Quelle esperienze andrebbero contestualizzate. Soprattutto per quanto riguarda Quaderni Rossi, l'importanza è stata quella di fare un mix tra posizioni teoriche e di ricerca e di verificarle sul campo. Fino a che ci fu questo la cosa resse; quando invece queste cose si irrigidirono (ed avvenne quasi subito) la morte fu immediata. Le cose divennero molto compartimentate, Classe Operaia nacque come reazione ma si esaurì in fretta: nessuno dei presupposti che la formularono ebbe una realizzazione almeno parziale. C'erano degli spunti importanti (ad esempio Husserl, Sartre, l'esistenzialismo...), insieme ad una rilettura di Marx, la sociologia americana e francese, la ricerca sul campo. Questa situazione portò a dei risultati: l'analisi dei comportamenti, il collegarsi con tutti (ad esempio Montaldi o gente che era ai margini del Movimento Operaio). Quando intervenne una chiusura, per marcare la ricerca su Marx o sul partito, questa posizione di apertura venne a cadere.
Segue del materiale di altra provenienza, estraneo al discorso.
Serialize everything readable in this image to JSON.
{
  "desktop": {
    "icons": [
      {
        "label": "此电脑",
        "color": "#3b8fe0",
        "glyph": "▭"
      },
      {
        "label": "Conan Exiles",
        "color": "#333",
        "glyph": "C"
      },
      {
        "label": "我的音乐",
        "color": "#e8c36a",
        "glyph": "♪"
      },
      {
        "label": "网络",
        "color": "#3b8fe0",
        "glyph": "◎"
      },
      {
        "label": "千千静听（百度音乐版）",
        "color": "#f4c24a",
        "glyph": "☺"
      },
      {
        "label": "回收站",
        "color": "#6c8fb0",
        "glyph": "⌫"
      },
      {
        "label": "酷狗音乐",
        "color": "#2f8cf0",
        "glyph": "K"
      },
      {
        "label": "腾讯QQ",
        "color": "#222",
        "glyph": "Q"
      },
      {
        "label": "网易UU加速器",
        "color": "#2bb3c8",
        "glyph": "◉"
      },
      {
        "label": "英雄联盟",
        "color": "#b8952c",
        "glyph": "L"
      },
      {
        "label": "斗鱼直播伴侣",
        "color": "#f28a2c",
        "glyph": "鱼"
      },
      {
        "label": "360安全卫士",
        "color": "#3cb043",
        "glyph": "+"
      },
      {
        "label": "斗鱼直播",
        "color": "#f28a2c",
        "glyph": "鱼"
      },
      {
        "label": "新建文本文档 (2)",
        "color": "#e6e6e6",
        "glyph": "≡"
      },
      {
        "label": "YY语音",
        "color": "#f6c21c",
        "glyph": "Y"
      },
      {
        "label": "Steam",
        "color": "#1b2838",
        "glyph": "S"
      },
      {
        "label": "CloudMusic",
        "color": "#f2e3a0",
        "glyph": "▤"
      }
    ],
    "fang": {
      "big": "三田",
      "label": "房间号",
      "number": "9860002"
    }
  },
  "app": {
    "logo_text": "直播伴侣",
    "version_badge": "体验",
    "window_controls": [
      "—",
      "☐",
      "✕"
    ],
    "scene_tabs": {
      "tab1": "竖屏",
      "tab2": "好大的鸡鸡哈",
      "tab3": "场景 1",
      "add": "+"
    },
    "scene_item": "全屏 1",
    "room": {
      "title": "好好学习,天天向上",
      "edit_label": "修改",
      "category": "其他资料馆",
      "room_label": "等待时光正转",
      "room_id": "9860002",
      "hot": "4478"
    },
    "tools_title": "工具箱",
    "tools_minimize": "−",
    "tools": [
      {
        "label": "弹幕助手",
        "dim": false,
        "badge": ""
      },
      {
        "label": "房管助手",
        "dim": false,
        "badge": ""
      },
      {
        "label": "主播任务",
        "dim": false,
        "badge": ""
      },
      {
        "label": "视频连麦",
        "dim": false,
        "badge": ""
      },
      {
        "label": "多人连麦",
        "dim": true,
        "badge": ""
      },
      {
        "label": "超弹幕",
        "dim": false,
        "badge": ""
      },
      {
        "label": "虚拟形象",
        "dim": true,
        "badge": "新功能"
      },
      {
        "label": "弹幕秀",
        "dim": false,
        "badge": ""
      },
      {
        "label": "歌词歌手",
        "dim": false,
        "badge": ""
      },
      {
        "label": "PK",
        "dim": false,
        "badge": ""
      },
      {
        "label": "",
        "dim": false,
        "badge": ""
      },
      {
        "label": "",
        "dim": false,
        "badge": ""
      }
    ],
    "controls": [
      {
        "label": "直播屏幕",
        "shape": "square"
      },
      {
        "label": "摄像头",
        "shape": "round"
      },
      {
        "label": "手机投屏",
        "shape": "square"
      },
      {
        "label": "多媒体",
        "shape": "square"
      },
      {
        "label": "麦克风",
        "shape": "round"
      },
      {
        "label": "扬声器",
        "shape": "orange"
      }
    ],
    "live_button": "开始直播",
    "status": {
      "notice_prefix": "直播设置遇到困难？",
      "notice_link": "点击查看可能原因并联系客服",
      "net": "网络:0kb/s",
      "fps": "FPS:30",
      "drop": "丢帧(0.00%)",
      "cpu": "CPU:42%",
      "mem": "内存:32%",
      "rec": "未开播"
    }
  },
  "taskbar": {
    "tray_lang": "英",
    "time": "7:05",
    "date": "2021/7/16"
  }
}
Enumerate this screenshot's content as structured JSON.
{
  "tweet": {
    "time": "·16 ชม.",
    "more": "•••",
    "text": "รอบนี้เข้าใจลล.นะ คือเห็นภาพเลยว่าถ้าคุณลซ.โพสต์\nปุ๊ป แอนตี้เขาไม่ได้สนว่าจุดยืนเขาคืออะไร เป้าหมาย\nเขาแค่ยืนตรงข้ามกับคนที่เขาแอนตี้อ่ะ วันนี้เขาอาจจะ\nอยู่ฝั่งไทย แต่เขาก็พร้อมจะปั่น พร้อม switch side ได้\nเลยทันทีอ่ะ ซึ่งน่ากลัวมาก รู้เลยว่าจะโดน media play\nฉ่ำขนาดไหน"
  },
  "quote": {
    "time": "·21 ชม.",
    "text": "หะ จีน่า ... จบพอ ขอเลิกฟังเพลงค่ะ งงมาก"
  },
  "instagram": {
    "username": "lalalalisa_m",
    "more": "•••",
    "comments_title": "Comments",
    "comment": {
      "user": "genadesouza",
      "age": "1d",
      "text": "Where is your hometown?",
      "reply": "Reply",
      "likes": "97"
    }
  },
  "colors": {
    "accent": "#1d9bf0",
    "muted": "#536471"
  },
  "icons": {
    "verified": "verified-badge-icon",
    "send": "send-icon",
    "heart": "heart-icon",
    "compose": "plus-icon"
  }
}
Ci fu un difetto di schematismo, una posizione troppo ideologica: ad esempio, quando apparve Quaderni Rossi, Paci venne a discutere con Panzieri, ma lasciammo cadere la cosa perché noi eravamo i marxisti. Dunque, ci furono dei momenti di chiusura, che erano il contrario di quello che aveva portato alla nostra nascita. Alla ricerca che c'era (si pensi anche a Bosio, Della Mea, i Dischi del Sole...) noi avevamo portato la novità di farla sui comportamenti operai, andandosi anche a leggere le ricerche ad esempio dei sociologi francesi, come Touraine. Il chiudersi portò alle divisioni e a rendere le nostre posizioni sterili. A Milano questo approccio di apertura era rifiutato dal 99% delle persone, che volevano una professione di fede ideologica.